The main task of a search index is mapping "tokens" or keywords that appear in the dataset to the documents in which they appear, so that the question "which documents contain the word X?" is fast (`O(1)`) to answer at search time. Without an index, this turns into an `O(n)` question, as every document needs to be scanned for the keyword. _But often, on modern hardware, for small-enough datasets (of a few MBs) typical in a client-side web app, the `n` is pretty small, small enough that `O(n)` on every keystroke isn't noticeable._

libsearch transforms a query like "Uni of California" into a list of regular expression filters, `(^|\W)Uni($|\W)`, `(^|\W)of($|\W)`, `(^|\W)California`. It then "searches" without needing an index by filtering the corpus through each of those regular expressions.

### 2. "Good enough" TF-IDF ranking based on RegExp matches and document length

The conventional TF-IDF metric is computed for each word as:

```js
(# matches) / (# words in the doc) * log(# total docs / # docs that matched)
```

Getting the number of words in a doc requires tokenizing the document, or at least splitting the document by whitespaces, which is computationally expensive. So libsearch approximates this by using the length of the document (number of characters) instead.

Using the regular expression queries described above, libsearch's TF-IDF formula is:

```js
(# RegExp matches) / (doc.length) * log(# docs / # docs that matched RegExp)
```

which is computed for each word as the search is performed, and then aggregated at the end for sorting.

## Development

libsearch's source code is [written in TypeScript](lib/search.ts). To allow the library to be used across TypeScript, vanilla Node.js and the web, we compile two builds:

- The **ES module build**, which is just `search.ts` type-checked and types removed.
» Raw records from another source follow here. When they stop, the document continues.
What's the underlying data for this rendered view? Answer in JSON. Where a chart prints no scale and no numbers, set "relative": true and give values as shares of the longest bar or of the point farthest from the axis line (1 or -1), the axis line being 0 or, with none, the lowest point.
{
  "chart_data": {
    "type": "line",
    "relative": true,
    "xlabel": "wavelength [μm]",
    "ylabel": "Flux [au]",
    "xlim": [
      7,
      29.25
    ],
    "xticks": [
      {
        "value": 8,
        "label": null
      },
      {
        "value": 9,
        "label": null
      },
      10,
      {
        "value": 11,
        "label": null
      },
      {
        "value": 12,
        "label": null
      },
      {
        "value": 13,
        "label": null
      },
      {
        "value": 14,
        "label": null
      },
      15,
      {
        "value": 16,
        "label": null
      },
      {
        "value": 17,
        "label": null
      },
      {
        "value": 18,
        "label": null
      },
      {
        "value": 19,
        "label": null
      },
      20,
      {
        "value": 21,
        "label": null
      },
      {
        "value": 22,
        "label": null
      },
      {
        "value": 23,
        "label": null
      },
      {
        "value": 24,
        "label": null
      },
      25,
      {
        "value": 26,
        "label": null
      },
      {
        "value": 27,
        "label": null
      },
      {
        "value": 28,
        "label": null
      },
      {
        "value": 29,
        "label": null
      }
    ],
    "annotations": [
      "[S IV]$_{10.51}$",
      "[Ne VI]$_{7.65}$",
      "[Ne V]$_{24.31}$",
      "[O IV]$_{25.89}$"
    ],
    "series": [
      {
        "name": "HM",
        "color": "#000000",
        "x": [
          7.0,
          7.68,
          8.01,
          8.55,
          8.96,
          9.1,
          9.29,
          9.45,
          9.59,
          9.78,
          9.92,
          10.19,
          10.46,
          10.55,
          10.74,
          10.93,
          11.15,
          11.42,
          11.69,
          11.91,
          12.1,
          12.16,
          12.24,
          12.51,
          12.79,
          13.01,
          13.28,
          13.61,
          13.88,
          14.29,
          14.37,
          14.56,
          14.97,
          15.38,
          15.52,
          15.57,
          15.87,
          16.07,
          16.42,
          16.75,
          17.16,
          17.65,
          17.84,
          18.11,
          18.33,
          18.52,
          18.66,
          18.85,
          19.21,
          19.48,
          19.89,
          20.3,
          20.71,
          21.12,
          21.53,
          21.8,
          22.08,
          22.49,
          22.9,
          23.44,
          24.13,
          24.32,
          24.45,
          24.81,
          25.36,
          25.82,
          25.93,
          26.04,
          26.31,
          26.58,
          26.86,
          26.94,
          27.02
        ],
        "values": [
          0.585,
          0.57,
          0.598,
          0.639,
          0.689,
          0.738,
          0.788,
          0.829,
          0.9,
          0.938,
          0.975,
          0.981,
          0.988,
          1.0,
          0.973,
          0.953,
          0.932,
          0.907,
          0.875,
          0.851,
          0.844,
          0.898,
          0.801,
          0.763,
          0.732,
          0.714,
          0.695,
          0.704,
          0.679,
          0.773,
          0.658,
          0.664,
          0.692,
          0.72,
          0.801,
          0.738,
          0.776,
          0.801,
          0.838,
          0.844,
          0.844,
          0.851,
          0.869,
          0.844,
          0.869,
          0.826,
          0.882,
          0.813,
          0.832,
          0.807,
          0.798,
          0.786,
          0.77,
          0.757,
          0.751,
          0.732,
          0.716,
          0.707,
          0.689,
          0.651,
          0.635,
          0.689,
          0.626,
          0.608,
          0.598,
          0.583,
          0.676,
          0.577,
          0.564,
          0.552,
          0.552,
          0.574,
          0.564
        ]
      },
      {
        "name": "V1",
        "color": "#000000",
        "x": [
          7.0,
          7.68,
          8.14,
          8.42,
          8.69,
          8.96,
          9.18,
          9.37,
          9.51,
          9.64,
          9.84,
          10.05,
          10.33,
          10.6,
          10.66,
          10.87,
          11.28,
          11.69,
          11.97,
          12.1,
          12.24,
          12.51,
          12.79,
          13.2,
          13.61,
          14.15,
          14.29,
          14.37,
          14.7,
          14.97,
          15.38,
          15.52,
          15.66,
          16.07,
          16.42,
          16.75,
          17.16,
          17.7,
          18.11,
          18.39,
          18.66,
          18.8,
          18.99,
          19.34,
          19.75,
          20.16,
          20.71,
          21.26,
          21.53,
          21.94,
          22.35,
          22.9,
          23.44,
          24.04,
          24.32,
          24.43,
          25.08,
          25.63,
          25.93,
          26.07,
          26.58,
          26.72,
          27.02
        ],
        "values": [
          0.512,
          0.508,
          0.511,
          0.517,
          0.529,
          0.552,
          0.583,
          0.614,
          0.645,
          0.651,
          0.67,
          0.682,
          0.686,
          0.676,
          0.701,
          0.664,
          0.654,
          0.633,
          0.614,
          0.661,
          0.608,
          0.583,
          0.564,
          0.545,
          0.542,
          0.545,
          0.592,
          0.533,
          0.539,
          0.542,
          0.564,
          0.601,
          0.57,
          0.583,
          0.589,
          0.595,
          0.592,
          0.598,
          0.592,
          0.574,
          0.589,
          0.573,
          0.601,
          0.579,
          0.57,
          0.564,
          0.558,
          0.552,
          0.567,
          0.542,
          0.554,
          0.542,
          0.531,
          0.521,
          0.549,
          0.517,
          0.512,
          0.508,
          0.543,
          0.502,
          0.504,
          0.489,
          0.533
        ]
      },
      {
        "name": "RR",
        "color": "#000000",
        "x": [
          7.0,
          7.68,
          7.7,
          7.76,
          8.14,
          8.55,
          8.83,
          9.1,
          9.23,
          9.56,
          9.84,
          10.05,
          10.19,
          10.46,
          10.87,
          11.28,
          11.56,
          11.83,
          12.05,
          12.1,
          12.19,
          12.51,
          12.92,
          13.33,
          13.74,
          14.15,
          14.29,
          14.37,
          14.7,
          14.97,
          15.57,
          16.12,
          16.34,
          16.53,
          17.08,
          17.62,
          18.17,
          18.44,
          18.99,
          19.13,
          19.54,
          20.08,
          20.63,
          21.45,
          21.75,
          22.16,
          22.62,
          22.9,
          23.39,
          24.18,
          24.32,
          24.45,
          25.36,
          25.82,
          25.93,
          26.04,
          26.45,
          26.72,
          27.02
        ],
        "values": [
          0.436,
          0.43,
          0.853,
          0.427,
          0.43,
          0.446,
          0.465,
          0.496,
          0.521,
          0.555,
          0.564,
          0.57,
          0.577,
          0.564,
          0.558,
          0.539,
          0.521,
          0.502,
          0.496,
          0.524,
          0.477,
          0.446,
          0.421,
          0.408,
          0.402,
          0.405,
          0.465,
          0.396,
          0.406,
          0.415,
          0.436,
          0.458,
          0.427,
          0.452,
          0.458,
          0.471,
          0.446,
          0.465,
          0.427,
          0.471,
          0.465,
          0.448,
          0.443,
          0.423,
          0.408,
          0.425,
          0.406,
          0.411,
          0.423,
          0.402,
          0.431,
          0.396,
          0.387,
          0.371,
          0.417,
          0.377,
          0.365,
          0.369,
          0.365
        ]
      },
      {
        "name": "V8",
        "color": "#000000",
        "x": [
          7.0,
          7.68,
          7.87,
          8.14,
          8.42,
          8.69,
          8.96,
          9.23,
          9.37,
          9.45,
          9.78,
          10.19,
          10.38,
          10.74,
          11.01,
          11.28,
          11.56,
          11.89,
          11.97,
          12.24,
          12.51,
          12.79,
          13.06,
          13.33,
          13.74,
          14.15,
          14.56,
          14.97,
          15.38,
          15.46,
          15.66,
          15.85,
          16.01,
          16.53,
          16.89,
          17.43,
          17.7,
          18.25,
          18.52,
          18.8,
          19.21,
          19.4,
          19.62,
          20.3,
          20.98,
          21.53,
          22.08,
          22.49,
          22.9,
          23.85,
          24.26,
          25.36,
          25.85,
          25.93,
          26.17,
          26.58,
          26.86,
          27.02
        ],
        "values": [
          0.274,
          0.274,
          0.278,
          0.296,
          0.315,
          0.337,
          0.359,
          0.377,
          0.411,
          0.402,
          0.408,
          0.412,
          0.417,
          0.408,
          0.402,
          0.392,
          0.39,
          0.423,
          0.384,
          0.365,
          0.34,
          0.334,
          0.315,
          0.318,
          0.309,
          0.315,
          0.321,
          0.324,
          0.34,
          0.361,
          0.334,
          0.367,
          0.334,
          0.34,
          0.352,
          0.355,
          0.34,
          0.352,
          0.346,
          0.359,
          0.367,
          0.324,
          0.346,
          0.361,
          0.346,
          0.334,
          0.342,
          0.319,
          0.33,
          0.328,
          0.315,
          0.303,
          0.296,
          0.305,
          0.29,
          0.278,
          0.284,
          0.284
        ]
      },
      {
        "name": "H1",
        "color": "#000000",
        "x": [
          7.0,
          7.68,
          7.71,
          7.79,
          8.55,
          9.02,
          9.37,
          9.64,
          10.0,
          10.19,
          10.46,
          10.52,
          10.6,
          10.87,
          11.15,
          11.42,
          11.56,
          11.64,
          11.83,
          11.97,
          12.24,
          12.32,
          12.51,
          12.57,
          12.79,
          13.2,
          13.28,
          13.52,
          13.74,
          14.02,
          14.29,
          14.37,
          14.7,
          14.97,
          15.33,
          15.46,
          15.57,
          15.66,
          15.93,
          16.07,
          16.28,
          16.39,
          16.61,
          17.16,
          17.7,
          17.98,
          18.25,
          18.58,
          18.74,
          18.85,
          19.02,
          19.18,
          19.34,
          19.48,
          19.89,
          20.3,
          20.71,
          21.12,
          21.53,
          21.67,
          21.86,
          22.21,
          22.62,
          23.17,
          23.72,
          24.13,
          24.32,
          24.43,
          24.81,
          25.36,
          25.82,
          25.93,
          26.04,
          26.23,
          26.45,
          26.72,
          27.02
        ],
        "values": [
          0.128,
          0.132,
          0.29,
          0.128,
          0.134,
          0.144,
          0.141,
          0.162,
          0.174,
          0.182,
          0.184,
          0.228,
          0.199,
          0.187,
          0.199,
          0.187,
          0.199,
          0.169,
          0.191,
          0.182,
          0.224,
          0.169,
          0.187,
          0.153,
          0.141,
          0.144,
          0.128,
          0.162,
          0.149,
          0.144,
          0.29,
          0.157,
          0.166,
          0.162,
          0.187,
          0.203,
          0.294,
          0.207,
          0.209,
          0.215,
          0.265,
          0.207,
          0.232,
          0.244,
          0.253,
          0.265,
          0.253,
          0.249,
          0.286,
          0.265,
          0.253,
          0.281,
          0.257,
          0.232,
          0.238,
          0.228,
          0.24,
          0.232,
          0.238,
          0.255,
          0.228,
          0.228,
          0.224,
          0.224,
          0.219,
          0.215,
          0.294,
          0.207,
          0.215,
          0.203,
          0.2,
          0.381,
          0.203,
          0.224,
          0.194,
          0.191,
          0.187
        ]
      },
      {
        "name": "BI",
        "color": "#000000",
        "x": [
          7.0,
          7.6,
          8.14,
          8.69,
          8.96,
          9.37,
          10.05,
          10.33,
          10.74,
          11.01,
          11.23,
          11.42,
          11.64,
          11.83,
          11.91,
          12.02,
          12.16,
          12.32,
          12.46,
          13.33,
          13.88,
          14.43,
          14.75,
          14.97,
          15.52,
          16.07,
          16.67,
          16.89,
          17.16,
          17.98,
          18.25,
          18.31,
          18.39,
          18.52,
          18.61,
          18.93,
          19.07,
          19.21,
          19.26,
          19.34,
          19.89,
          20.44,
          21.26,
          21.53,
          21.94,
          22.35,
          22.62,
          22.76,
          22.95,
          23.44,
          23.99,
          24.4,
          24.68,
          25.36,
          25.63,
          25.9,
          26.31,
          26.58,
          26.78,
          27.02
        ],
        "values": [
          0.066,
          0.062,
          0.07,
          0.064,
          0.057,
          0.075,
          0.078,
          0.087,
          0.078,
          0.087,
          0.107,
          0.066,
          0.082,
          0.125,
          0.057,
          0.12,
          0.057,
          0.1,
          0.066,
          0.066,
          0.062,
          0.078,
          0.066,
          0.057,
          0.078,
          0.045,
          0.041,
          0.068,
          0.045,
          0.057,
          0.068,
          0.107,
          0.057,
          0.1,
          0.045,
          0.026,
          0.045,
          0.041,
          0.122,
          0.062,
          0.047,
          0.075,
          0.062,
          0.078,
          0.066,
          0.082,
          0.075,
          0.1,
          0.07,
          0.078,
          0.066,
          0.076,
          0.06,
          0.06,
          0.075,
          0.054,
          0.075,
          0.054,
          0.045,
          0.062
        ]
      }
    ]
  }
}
This is the code imported when `libsearch` is imported in Node.js
- The **browser build**, which exports the main `search` function to the `window.libsearch` global

The ES module build is produced with `tsc`, the TypeScript compiler, and the minified browser build is further produced with Webpack.

NPM/Yarn commands:

- `lint` and `fmt`, which lint and automatically format source code in the repository
- `test` runs unit tests on the latest build of the library; you should run `build:tsc` before running `test`
- Various `build:*` commands orchestrate producing the different types of library builds:
- `build:tsc` builds the ES module build
- `build:w` runs `build:tsc` on every file write
- `build:cjs` builds the browser build _from the ES module build_
- `build:all` builds both builds, in order
- `clean` removes all generated/build files in `dist/`
- `docs` builds the [Litterate](https://github.com/thesephist/litterate)-based documentation, which lives at [thesephist.github.io/libsearch](https://thesephist.github.io/libsearch/lib/search.ts.html).

Before pushing to main or publishing, I usually run

```sh
yarn fmt && yarn build:all && yarn test && yarn docs
```

to make sure I haven't forgotten anything.